C’est ici que je rejoins Isabelle Pariente-Butterlin quand elle pose l’écriture comme praxis. Je comprends : l’écriture en tant qu’elle est sa propre fin. Le livre ne pouvant dès lors être guère plus qu’une étape dans le processus d’écriture, le livre non plus comme fin mais comme étape. Puisque de fin, il n’y en a pas. Car si l’écriture est sa propre fin, alors l’écriture est sans fin.

C’est cette écriture là qu’il m’importe de tenter. L’écriture en tant qu’elle est. Et non en tant que moyen.

Attention : je ne nie pas l’écriture comme moyen et je ne mets aucun jugement de valeur dans la distinction que j’établie.

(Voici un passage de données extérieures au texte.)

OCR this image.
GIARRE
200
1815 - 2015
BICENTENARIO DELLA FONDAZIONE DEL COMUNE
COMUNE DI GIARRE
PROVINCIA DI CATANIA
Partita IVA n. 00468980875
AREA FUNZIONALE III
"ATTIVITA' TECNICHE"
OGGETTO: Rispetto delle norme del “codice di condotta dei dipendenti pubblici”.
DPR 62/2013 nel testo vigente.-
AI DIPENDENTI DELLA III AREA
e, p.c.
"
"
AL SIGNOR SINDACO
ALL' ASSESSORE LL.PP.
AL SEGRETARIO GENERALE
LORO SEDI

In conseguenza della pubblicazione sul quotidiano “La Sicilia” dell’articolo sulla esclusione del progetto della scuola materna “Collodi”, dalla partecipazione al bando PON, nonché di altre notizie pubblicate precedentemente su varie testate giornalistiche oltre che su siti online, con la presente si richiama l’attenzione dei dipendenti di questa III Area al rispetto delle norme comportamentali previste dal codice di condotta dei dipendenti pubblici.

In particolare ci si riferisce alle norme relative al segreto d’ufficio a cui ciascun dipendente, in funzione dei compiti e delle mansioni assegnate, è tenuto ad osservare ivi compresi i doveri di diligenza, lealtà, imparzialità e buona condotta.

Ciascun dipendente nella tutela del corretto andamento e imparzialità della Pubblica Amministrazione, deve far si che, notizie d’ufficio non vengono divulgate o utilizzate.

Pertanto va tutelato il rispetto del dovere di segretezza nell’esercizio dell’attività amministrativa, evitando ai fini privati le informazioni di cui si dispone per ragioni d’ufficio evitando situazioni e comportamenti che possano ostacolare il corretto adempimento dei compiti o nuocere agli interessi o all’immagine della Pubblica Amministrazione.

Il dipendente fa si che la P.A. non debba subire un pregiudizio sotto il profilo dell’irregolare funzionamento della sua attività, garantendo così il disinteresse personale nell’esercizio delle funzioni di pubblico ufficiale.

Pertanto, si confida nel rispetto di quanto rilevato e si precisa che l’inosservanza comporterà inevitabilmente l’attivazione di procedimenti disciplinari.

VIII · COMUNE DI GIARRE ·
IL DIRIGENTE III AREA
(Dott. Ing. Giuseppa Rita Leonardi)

Nous avons besoin de l’écriture comme moyen. Mais encore une fois, ce n’est pas à cette écriture-là que je souhaite me frotter. Ce n’est pas cette écriture-là qui m’intéresse. Ce qui m’intéresse, c’est l’écriture telle que la définit Isabelle Pariente-Butterlin dans le texte dont il est question ici, à savoir : l’écriture comme praxis, l’écriture qui, en tant que praxis, est de sable mouvant.